Let $X_n$ be a sequence of independent real valued random variables on the same event space, with the same (finite) mean $\mu$.
Suppose that for almost every couple of points $(\omega,\omega')$ in the squared space of events, we have $$ X_n(\omega) - X_n(\omega') \to 0. $$
Is it true that $X_n$ converges to $\mu$ almost surely?
And if it is false, is it true at least that there exists a random variable $X$ that is an almost surely limit for the sequence?
Another equivalent way we can formulate the question is as follows:
consider two sequences of independent random variables $X_n$ and $Y_n$ where for every $n$, $X_n\equiv Y_n$ (meaning they have the same distribution), and all the variables have the same finite mean $\mu$.
If $X_n-Y_n\to 0$ almost surely, is it true that $X_n\to\mu$ almost surely? or that there exists a random variable $X$ that is an almost sure limit for $X_n$?

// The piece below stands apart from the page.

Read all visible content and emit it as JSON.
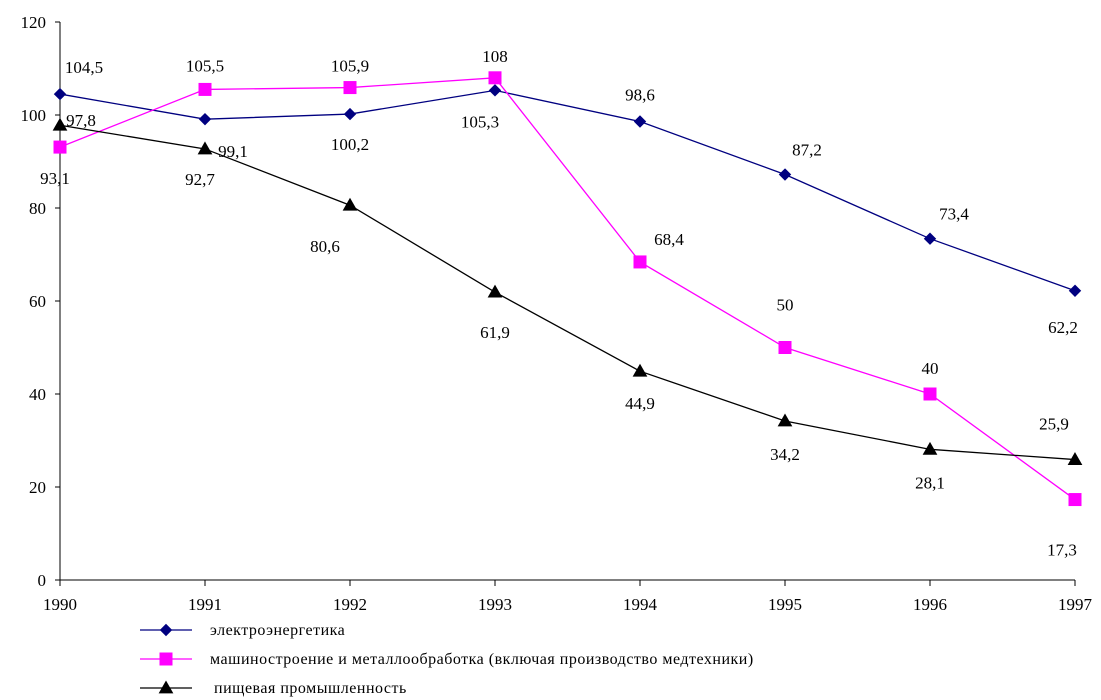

The idea here should be that every $X_n$ tends to be a constant function as $n$ goes to infinity, since the couples $(\omega,\omega')$ where $X_n$ differs more than $\varepsilon$ are few.
Since the mean is the same for every $X_n$, then the constant it converges to should be the mean.
The weak point is that the mean can actually be manipulated by big deviation on very small events, but it should be possible to handle from the fact that the variables are independent.